Şu an bir otel de kat görevlisi olarak çalışıyorum. Kendime ait bir alanım var ve tüm gün oranın düzeninden ve temizliğinden sorumlu olarak çalışıyorum. Adım handan, 21 yaşındayım. Kendi tarzında iyi bir görünüşe sahip sayılırım, benden çok daha güzelleri var elbette ama ben de fena değilim hani…
Tüm gün odaların çarşaflarını toplar yeni ve temiz olanlarla değiştiririm, odanın içini ve banyo tuvaletleri de temizlerim. Bu benim işimin özeti. İşimi para aldığım sürece de severim çünkü şu an hayatımı bu şekilde kazanıyorum. Asıl okuduğum bölüm, hemşirelik , ama o sektör de bir iş bulmak için tanıdık olması gerekliydi bu yoktu ama ben yine de çok zaman harcadım ve başarılı olamadım. Sonra da aramayı bıraktım. Elime geçen tüm fırsatları değerlendirmek bana daha cazip geldi. Boşta kalmak istemediğimden bu işi kabul ettim. Beni idare eden bir maaşı var! Başka da ne isteyeyim! Allah bereket versin!

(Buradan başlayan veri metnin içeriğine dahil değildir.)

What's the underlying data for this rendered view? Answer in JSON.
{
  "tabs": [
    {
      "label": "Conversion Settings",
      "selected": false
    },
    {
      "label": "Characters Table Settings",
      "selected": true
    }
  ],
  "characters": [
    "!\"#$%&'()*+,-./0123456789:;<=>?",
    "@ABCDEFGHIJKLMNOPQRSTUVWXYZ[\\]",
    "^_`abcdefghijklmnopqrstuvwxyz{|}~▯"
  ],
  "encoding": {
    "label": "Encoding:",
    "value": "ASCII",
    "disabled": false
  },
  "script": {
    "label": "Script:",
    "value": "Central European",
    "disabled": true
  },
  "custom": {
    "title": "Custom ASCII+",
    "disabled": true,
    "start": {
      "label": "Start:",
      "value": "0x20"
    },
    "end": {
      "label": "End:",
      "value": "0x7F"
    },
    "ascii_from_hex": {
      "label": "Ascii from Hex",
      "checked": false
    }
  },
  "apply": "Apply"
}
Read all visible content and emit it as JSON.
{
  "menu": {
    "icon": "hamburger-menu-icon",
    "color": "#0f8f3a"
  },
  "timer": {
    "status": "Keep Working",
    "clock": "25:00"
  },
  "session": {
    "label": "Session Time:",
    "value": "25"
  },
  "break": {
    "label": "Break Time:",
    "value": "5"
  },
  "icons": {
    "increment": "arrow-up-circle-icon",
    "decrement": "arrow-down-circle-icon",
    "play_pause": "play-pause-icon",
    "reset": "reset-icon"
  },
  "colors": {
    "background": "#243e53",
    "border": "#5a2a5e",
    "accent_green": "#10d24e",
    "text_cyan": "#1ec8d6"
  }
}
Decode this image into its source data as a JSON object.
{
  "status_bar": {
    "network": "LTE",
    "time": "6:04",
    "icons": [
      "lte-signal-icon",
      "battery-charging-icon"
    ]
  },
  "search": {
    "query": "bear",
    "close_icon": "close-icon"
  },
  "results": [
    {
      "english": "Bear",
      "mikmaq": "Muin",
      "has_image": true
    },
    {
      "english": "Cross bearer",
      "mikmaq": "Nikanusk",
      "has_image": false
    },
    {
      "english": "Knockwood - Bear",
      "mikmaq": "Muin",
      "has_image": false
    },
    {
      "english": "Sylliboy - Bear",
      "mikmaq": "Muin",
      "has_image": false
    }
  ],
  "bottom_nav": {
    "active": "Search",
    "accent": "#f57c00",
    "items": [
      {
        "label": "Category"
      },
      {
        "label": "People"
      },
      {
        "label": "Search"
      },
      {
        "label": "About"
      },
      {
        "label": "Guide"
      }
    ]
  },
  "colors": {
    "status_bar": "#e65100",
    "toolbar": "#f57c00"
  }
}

Her gün binlerce çeşitte insan geliyor, titizi, pisi, pasaklısı. Öfkelisi, kaprislisi, binlerce türden insan, onlarla uğraşmak zor, memnun etmek, yaptığını beğendirmek çok zor… bir işin içinde insan varsa, akıl devre dışı kalmalı.
“Handan!” diye seslendi otel müdürü şule hanım
‘’buyurun efendim! Henüz işim bitmemişti ama!’’
‘’ tamam! Biliyorum. O değil bu akşam bu katta sadece 302 numara dolu olacak, sahayı da kapattık, sadece bu oda rezervli, gerisi boş olacak, sen işini bitir, gerekli olanları yap! Ve fazla ortalıkta dolanma, özel misafirler, nüfuslu birileri gelecek özellikle o odayı istediler bende bilemiyorum neden? Sen işini bitir ama yine buralarda ol gözün kulağın seste olsun bu adamlar huysuz birileri sanırım, servis ve diğer şeyler için seni isterler, onlara hizmette edersin olur mu? Şimdi başka elemanı buraya bulaştırmak istemiyorum.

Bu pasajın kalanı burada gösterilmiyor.